Protecting against the worst
Though the need to respond to a successful cyberattack is not a pleasant thought for any company operating within the food industry, O’Keefe underscores the importance of any organization’s preparation, suggesting that an analysis of vulnerabilities to a cyberattack should become a top priority in order to understand the safeguards that need to be put in place. And, given the escalation of cybercriminal activity, combined with the success rate that they’re currently generating, it seems like sage advice. Charlebois agrees, proposing that now is the best time for grocers and their food manufacturing partners to revisit their systems and ensure that they’re protected against some of the worst possible outcomes.

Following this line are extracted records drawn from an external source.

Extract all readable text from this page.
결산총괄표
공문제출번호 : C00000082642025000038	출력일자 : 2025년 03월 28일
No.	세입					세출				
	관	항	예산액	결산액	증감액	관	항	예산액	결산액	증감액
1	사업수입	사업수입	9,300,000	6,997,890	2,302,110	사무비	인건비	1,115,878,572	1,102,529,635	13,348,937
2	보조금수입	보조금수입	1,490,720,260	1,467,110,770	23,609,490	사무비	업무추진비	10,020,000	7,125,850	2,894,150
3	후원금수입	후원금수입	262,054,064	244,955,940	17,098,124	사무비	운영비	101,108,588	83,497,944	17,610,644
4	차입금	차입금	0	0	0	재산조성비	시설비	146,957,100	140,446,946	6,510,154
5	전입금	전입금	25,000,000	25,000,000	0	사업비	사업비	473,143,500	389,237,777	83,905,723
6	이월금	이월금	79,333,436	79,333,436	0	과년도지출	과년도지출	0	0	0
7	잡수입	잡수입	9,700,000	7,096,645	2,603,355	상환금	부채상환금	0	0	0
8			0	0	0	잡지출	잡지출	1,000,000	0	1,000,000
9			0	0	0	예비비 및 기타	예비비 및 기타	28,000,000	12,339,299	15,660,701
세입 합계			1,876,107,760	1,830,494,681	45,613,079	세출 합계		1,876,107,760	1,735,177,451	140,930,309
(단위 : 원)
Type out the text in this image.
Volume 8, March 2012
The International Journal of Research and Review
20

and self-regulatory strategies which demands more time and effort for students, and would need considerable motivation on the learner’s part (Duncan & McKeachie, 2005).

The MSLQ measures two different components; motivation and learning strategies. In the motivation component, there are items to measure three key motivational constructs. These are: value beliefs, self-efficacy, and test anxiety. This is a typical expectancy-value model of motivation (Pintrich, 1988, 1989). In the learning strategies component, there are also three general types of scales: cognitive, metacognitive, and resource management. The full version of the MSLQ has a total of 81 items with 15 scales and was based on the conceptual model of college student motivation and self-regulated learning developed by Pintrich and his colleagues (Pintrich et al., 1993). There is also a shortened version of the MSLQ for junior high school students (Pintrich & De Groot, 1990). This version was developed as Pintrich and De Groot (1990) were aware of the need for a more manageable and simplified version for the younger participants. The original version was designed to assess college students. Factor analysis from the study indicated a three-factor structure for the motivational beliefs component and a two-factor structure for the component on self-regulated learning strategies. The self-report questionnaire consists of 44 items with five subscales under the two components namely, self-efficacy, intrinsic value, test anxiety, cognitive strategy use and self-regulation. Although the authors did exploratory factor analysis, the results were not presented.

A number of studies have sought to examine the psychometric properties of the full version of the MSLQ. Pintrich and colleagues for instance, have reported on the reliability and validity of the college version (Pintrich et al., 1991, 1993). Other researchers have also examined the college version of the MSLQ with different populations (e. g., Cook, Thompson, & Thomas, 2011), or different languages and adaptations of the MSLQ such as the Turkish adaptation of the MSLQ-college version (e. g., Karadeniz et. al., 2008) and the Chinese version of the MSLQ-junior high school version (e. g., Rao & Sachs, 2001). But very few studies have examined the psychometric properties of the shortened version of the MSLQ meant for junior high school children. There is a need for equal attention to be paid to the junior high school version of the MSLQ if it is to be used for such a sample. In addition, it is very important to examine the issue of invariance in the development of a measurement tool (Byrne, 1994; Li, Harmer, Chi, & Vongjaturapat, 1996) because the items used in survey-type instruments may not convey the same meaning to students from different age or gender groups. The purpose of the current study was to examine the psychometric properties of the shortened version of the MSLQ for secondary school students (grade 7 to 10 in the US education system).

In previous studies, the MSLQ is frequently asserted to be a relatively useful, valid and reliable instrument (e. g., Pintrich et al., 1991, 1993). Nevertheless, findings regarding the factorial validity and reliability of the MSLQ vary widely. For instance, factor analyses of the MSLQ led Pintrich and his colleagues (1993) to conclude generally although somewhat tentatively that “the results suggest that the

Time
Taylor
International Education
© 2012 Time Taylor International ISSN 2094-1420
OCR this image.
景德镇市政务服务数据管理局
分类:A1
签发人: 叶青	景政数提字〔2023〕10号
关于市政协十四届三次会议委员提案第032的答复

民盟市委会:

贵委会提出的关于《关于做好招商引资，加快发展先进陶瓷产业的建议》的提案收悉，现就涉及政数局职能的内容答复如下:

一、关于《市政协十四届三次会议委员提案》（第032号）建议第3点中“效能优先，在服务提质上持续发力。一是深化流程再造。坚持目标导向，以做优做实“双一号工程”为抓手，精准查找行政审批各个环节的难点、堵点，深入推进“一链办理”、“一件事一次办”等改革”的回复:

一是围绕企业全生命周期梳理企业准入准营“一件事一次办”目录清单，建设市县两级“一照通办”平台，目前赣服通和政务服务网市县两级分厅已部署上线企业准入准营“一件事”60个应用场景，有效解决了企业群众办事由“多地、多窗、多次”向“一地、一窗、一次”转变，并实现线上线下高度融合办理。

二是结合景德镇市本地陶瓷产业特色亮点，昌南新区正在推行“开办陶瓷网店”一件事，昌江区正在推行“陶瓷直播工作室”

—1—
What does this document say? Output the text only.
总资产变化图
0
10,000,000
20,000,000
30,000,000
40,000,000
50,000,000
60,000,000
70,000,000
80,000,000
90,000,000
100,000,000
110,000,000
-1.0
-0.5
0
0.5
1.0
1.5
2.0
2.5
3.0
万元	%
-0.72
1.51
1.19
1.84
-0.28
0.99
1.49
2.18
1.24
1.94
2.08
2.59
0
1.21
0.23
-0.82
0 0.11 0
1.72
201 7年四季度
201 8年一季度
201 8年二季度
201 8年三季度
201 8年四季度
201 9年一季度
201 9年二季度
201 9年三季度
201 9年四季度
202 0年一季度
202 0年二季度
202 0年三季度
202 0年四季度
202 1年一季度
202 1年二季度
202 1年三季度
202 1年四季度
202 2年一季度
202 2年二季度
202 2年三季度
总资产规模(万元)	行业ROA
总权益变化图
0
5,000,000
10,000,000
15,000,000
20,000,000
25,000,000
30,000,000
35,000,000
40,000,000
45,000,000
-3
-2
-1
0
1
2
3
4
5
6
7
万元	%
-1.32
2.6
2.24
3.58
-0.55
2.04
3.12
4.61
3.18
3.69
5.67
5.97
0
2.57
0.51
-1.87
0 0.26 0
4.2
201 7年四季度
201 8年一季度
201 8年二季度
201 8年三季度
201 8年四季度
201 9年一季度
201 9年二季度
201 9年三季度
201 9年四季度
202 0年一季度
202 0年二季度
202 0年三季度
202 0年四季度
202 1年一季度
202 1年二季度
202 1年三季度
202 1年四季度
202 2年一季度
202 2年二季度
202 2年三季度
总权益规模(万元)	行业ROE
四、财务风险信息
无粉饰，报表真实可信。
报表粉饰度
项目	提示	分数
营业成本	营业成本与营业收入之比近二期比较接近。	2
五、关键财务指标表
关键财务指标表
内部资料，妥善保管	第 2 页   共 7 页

“I’d presume that grocers believe they’re ready to guard against a cyberattack. But, if JBS and others weren’t ready and were, in the end, forced to pay a ransom to their attackers, then everyone has to wonder about their company’s readiness to respond. Systems are evolving at an incredible pace today. So, too, are the capabilities of the hackers and the effectiveness of the ransomware that they deploy. And, given all of the factors that are at play, the stakes are very high for grocers and their food manufacturing partners. There’s no question that the topic of cybersecurity and ransomware attacks will only increase in significance going forward as those operating within the industry continue to enhance their preparedness efforts in order to protect their businesses and the health and safety of their customers across the country.”